Early explorers of the great plains described the landscape to be covered by large herds of buffalo (bison) -- literally thousands of animals stretching as far as the eye could see. It's hard to believe that just over a century ago the American bison had almost been hunted to extinction. It's estimated that 50,000,000 of them were killed -- some for food, some for sport, some for their hides, and some to make the lives of the natives who depended on them more difficult.
Thanks to preservation efforts, including the protection of hundreds of bison in parks around Alberta including in Banff National Park, bison have recovered to about 500,000 animals today.
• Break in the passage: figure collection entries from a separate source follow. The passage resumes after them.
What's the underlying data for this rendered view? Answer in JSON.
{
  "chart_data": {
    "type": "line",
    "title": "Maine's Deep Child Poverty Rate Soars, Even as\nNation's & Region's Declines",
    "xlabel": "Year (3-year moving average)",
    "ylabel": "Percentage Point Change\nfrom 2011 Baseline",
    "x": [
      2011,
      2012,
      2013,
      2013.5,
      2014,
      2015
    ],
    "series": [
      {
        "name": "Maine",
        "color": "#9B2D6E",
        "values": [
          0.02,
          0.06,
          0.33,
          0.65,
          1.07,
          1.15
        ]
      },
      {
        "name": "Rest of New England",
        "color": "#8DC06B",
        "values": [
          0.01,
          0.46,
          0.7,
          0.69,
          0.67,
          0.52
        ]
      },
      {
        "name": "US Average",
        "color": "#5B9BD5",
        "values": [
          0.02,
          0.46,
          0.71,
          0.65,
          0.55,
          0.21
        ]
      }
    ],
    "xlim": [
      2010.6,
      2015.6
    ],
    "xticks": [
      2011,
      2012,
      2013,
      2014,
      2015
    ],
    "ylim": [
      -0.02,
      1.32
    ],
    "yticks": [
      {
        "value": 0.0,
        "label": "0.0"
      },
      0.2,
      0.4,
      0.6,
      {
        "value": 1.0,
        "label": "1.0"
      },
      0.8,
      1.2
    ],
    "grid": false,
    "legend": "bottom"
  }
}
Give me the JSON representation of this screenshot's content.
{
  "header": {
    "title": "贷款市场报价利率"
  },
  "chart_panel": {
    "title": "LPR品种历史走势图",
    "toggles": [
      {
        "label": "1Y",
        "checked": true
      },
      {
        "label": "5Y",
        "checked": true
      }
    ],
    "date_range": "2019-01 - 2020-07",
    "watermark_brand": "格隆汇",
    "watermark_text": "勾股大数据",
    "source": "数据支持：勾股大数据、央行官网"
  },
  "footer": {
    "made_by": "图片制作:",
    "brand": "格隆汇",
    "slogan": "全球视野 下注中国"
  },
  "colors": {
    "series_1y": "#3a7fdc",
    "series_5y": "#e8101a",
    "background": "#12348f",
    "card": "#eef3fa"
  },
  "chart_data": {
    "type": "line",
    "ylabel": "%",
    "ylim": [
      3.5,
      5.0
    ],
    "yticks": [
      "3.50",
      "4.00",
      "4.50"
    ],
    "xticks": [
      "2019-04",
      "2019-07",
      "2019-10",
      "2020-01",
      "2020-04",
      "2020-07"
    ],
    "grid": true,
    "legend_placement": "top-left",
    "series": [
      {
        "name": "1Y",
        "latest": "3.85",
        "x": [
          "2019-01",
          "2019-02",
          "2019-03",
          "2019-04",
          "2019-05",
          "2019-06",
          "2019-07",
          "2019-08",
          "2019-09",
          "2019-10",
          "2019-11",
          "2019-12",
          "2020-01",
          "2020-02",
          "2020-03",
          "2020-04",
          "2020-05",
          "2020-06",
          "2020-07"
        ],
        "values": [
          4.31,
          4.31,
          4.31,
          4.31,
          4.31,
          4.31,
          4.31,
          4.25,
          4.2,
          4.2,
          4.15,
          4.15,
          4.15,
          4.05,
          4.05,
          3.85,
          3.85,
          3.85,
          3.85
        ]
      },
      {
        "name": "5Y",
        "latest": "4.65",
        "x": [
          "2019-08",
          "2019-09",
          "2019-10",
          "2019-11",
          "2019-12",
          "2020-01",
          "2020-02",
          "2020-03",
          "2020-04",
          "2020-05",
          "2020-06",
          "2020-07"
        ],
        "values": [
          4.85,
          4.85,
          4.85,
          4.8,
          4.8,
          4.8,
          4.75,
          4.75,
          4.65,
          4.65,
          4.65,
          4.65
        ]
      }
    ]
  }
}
Bison are impressively large creatures. A bull is as tall as a man and can weigh over a ton. They are the heaviest land animals in North America. Despite their size, they are surprisingly quick, capable of running up to 40 mph.
These bison were photographed at a large fenced-in enclosure in Rocky Mountain House National Historic Site. This is located north and west of Calgary, on the banks of the North Saskatchewan River in the shadow of the Rocky Mountain foothills. The area used to be home to a fort that was used in the fur trade.
When I arrived the bison were grazing at some distance. I waited patiently and soon they were not far from me and I could get some decent photos. There were about ten animals in the herd, including a few calves, with a massive alpha male. Several of the younger buffalo were very interested in me, but the alpha male was most concerned with consuming large quantities of grass.